PENCE: Sir, Scott Pruitt is here.
TRUMP: Scott Pruitt.
PENCE: Yes sir.
PENCE: EPA chief. You’re firing him. Lack of ethics.
TRUMP: Got it. Needs those. Ethics.
PENCE: Yes sir. Ethics.
PENCE: It means good behavior and doing the right thing.
TRUMP: Already knew that. Trump has lots of epics. So good. So epic. Believe me. Epic king!
PENCE: No, sir epic is actually-
PRUITT: You wanted to see me sir?
PENCE: Thank God. I’ll be outside.
TRUMP: You. Pence. Out. But don’t go too far out. New derogatory terms I want to try out. Albino test dummy!
PRUITT: Is this a bad time or-
TRUMP: You. Pruitt. Gotta fire you. So bad. No epics. Can’t have that.
PRUITT: Epics? Mr. President I’m afraid I don’t understand what you-
TRUMP: Not me you. You you. You. Bad guy. Have to let you go.
PRUITT: I don’t under-
TRUMP: Wait for it…..YOU’RE FIRED. Not just fired but Trump fired. Trump fired best fired believe me. Take limo downstairs, make video commentary, see you next week on the Apprentice.
PRUITT: Sir I’m afraid you’ll have to explain the reasons why I’m being let go.
TRUMP: You know.
PRUITT: Afraid I don’t sir.
PRUITT: Should…I get the Vice President?
TRUMP: No. Get Pence instead.
PRUITT: Isn’t he the…sure. Be right back!
TRUMP: Ugh. This guy. So unepical.
PENCE: Mr. President, you wanted to see me?
TRUMP: No. Not at all. You last thing I ever want to see forever. Just need you to tell Mr. Unepics here why I’m firing him.

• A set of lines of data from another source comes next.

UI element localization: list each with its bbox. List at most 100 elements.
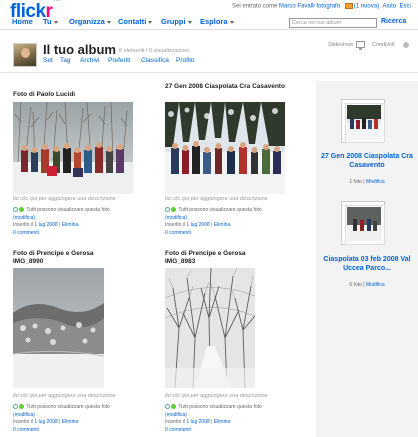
- privacy-line: Tutti possono visualizzare questa foto: [165, 404, 262, 410]
- set-image: [347, 105, 381, 139]
- photo-thumbnail[interactable]: [13, 102, 133, 194]
- photo-description[interactable]: fai clic qui per aggiungere una descrizi…: [13, 393, 116, 399]
- upload-info: Inserito il 1 lug 2008 | Elimina: [165, 419, 231, 425]
- upload-date-link[interactable]: 1 lug 2008: [186, 222, 209, 228]
- nav-explore[interactable]: Esplora: [200, 17, 234, 26]
- nav-contacts-label: Contatti: [118, 17, 147, 26]
- privacy-line: Tutti possono visualizzare questa foto: [13, 207, 110, 213]
- upload-date-link[interactable]: 1 lug 2008: [34, 222, 57, 228]
- photo-image: [13, 268, 104, 388]
- photo-title[interactable]: Foto di Paolo Lucidi: [13, 91, 133, 99]
- edit-privacy-link[interactable]: (modifica): [13, 215, 35, 221]
- delete-link[interactable]: Elimina: [214, 419, 230, 425]
- uploaded-label: Inserito il: [13, 222, 34, 228]
- subnav-tags[interactable]: Tag: [60, 57, 70, 64]
- photo-image: [165, 102, 285, 194]
- privacy-line: Tutti possono visualizzare questa foto: [165, 207, 262, 213]
- set-count: 1 foto: [349, 179, 362, 185]
- search-input[interactable]: Cerca nel tuo album: [289, 18, 377, 28]
- public-icon: [171, 207, 176, 213]
- set-thumbnail[interactable]: [341, 99, 385, 143]
- set-meta: 1 foto | Modifica: [349, 179, 385, 185]
- photo-title[interactable]: Foto di Prencipe e Gerosa IMG_8983: [165, 250, 275, 266]
- edit-privacy-link[interactable]: (modifica): [165, 412, 187, 418]
- privacy-line: Tutti possono visualizzare questa foto: [13, 404, 110, 410]
- photo-thumbnail[interactable]: [165, 268, 255, 388]
- signed-in-label: Sei entrato come: [232, 3, 278, 10]
- nav-groups[interactable]: Gruppi: [161, 17, 192, 26]
- set-title-link[interactable]: Ciaspolata 03 feb 2008 Val Uccea Parco..…: [316, 255, 418, 273]
- set-edit-link[interactable]: Modifica: [366, 282, 385, 288]
- subnav-sets[interactable]: Set: [43, 57, 53, 64]
- chevron-down-icon: [53, 20, 58, 24]
- logo-tm: TM: [52, 0, 60, 3]
- logout-link[interactable]: Esci: [399, 4, 410, 10]
- share-icon[interactable]: [403, 42, 409, 48]
- upload-date-link[interactable]: 1 lug 2008: [186, 419, 209, 425]
- privacy-text: Tutti possono visualizzare questa foto: [178, 207, 262, 213]
- edit-privacy-label: (modifica): [13, 215, 35, 221]
- subnav-profile[interactable]: Profilo: [176, 57, 194, 64]
- photo-description[interactable]: fai clic qui per aggiungere una descrizi…: [13, 196, 116, 202]
- public-icon: [19, 404, 24, 410]
- public-icon: [19, 207, 24, 213]
- privacy-icon: [165, 207, 170, 213]
- avatar[interactable]: [13, 43, 37, 67]
- uploaded-label: Inserito il: [165, 222, 186, 228]
- upload-date-link[interactable]: 1 lug 2008: [34, 419, 57, 425]
- delete-link[interactable]: Elimina: [62, 222, 78, 228]
- share-button[interactable]: Condividi: [372, 42, 395, 48]
- page-title: Il tuo album: [43, 42, 116, 57]
- nav-explore-label: Esplora: [200, 17, 228, 26]
- nav-organize-label: Organizza: [69, 17, 105, 26]
- privacy-icon: [165, 404, 170, 410]
- comments-link[interactable]: 0 commenti: [165, 427, 191, 433]
- subnav-archives[interactable]: Archivi: [80, 57, 100, 64]
- delete-link[interactable]: Elimina: [214, 222, 230, 228]
- slideshow-icon[interactable]: [356, 41, 365, 50]
- upload-info: Inserito il 1 lug 2008 | Elimina: [165, 222, 231, 228]
- help-link[interactable]: Aiuto: [382, 4, 396, 10]
- search-button[interactable]: Ricerca: [381, 18, 406, 25]
- edit-privacy-link[interactable]: (modifica): [13, 412, 35, 418]
- comments-link[interactable]: 0 commenti: [13, 427, 39, 433]
- photo-description[interactable]: fai clic qui per aggiungere una descrizi…: [165, 196, 268, 202]
- nav-you-label: Tu: [43, 17, 52, 26]
- chevron-down-icon: [106, 20, 111, 24]
- nav-you[interactable]: Tu: [43, 17, 58, 26]
- nav-contacts[interactable]: Contatti: [118, 17, 153, 26]
- user-link[interactable]: Marco Favalli fotografo: [279, 4, 340, 10]
- nav-home[interactable]: Home: [12, 17, 33, 26]
- photo-thumbnail[interactable]: [165, 102, 285, 194]
- set-count: 6 foto: [349, 282, 362, 288]
- photo-title[interactable]: Foto di Prencipe e Gerosa IMG_8990: [13, 250, 123, 266]
- delete-link[interactable]: Elimina: [62, 419, 78, 425]
- set-image: [347, 207, 381, 241]
- edit-privacy-label: (modifica): [13, 412, 35, 418]
- new-mail-link[interactable]: (1 nuova): [354, 4, 379, 10]
- photo-title[interactable]: 27 Gen 2008 Ciaspolata Cra Casavento: [165, 83, 295, 91]
- photo-image: [165, 268, 255, 388]
- album-stats: 8 elementi / 0 visualizzazioni: [119, 48, 189, 54]
- photo-description[interactable]: fai clic qui per aggiungere una descrizi…: [165, 393, 268, 399]
- privacy-text: Tutti possono visualizzare questa foto: [178, 404, 262, 410]
- nav-organize[interactable]: Organizza: [69, 17, 111, 26]
- signin-info: Sei entrato come Marco Favalli fotografo…: [232, 3, 411, 10]
- comments-link[interactable]: 0 commenti: [165, 230, 191, 236]
- edit-privacy-link[interactable]: (modifica): [165, 215, 187, 221]
- comments-label: 0 commenti: [165, 230, 191, 236]
- comments-link[interactable]: 0 commenti: [13, 230, 39, 236]
- set-thumbnail[interactable]: [341, 201, 385, 245]
- mail-icon[interactable]: [344, 3, 353, 9]
- slideshow-button[interactable]: Slideshow: [328, 42, 353, 48]
- set-edit-link[interactable]: Modifica: [366, 179, 385, 185]
- upload-info: Inserito il 1 lug 2008 | Elimina: [13, 419, 79, 425]
- chevron-down-icon: [148, 20, 153, 24]
- photo-thumbnail[interactable]: [13, 268, 104, 388]
- privacy-icon: [13, 207, 18, 213]
- subnav-favorites[interactable]: Preferiti: [108, 57, 130, 64]
- uploaded-label: Inserito il: [13, 419, 34, 425]
- divider: [0, 72, 418, 73]
- set-title-link[interactable]: 27 Gen 2008 Ciaspolata Cra Casavento: [316, 152, 418, 170]
- subnav-popular[interactable]: Classifica: [141, 57, 169, 64]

PENCE: Ah. Well. There’s the 13 federal investigations into his behavior and decision-making at the EPA, the excessive first-class flights and personal security budget, he’s universally reviled by both Democrats and Republicans, his leadership has been questioned by all his subordinates, he’s a climate change skeptic with close ties to the fossil-fuel industry and spent years suing the EPA over policies he argued constituted federal overreach, he enlisted a government aide to help secure his wife a business opportunity with Chick-fil-A and a potential 6 figure salary at a GOP group, then there’s the excessive and inappropriate use of staff for personal errands, the luxury hotel stays where he asked his staff to pay on their personal credit cards, and let’s not forget the-
TRUMP: Got it. So unepical. But not a bad guy. Scott. You. Defend yourself. Go.
PRUITT: Sorry sir, my mouth was full. Just finishing up my sandwich.
TRUMP: What kind of sandwich.
PRUITT: Baby seal.
TRUMP: Baby seal.
PRUITT: Yes sir. Delicious. Had my secretary pay for it.
TRUMP: Pence. You. Need to ask you something.
PENCE: Go ahead sir.
TRUMP: This is that epics thing you’re talking about isn’t it. The bad kind.
PENCE: Yes sir. Bad ethi…er…epics.
TRUMP: Ok. Pruitt. You. Fired. Out. You. Pence. Find me new EPA chief. Someone into oil.
PENCE: *sigh* Got it sir.
PRUITT: Sorry sir. Anything else?
TRUMP: No. Wait. Yes. Leave the sandwich. Sounds delicious!